= Bioreclamation of degraded lands =

Large swathes of the Sahel region, which were once covered by grasslands, savannah, woodlands and scrub, suffer from land degradation. Soils have become degraded in locations where farmers have cleared perennial vegetation to grow crops and graze animals, exposing the soil to erosion by wind and water. In total, one-third of the world's population lives in drylands where land degradation is reducing food supplies, biodiversity, water quality and soil fertility.

The bioreclamation of degraded lands (BDL) system was developed by the International Crops Research Institute for the Semi-Arid Tropics (ICRISAT), with the aim of helping reverse damage to soils caused by overgrazing and intensive farming. Laterite soils have a high clay content, which means they have higher cation exchange capacity and water-holding capacity than sandy soils. However, when they become degraded, a hard crust can form on the surface, which hinders water infiltration and the emergence of seedlings. The BDL system involves using indigenous water-harvesting methods (such as planting pits and trenches), applying animal and plant residues, and planting high-value fruit trees and indigenous vegetable crops that can tolerate drought conditions.

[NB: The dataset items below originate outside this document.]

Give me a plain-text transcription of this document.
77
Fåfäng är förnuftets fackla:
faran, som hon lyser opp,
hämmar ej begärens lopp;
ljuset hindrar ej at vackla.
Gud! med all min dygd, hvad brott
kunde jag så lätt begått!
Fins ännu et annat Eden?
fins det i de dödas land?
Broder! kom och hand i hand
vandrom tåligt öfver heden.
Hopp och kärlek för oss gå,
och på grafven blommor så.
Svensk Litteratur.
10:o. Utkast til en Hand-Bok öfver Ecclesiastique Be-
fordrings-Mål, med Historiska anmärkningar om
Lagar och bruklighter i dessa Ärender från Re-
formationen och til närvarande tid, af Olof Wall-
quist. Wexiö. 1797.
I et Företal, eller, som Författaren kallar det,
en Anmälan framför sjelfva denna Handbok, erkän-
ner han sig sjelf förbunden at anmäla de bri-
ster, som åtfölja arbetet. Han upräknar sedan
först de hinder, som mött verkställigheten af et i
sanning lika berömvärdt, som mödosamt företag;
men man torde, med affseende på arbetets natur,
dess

ICRISAT has employed this system to rehabilitate degraded laterite soils in Niger and increase smallholder farmers' incomes at the same time. Trials have demonstrated that a 200 m^{2} plot can yield an income of around US$100, which is what men traditionally earn from millet production per hectare (10,000 m^{2}) in the country. Niger's rural women are often marginalised and tend to only be given land once it has become degraded. Using the BDL system has therefore also helped to improve livelihoods for women in Niger.